For those cases, would thiserror be the go-to method? In the future when I add more places where I'd want to do the same, would it be bad practice to group every error of every place under a single enum rather than having some granularity?

At some point the enum gets too big to be useful, and too coupled to all the different libraries you might be using.

The general advice is that error-handling is different between libraries and binaries.

For "libraries", the enum can be better as it's more important to show exactly which kinds of things can happen and it's more reasonable for a caller to want to exhaustively match.

For "binaries", a Box<dyn Error>-based approach like Anyhow — Rust library // Lib.rs can be better as it's lower-friction. At the most obvious, returning from main doesn't need to have a big detailed enum, since it's not like anyone will care for the detail. And it still allows downcasting checks for the usually-few errors you want to check for.
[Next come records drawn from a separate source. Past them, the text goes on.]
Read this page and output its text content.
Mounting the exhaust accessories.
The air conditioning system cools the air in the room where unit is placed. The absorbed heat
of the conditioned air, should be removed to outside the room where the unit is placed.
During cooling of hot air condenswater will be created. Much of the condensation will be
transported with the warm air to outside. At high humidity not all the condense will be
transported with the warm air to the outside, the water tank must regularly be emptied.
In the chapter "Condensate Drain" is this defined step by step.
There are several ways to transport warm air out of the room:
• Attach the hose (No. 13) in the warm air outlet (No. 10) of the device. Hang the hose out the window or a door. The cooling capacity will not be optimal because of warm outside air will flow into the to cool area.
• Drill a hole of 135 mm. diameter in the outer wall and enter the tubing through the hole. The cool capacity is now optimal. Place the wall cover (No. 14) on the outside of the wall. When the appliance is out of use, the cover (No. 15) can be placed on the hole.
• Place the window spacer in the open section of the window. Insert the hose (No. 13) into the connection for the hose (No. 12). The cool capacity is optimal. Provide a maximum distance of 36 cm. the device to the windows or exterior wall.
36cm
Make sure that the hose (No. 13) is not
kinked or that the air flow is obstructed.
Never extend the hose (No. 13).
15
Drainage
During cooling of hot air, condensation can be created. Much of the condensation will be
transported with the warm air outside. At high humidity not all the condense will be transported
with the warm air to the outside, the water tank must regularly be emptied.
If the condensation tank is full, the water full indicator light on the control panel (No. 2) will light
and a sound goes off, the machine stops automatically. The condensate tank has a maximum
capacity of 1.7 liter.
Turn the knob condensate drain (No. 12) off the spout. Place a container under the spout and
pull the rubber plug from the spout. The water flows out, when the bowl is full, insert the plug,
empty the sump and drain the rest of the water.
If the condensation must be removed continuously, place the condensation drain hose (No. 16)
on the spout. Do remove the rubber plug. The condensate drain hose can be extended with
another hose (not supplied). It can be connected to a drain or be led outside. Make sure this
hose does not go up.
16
Of course, this isn't all-or-nothing. It's very plausible that you'd have some modules that are more library-like and which are consumed by more binary-like modules.

Yep, this seems like what I'd need. Mix of both it is!

From a practical standpoint, I've found that most executable projects I write are the "long lived" variety, like games, GUI apps, web servers, etc. For these cases, main doesn't usually return an error type, and error handling with enums and thiserror tends to still be preferable over trait objects.

But depending on personal preference, you might still find the lower friction with anyhow to your liking.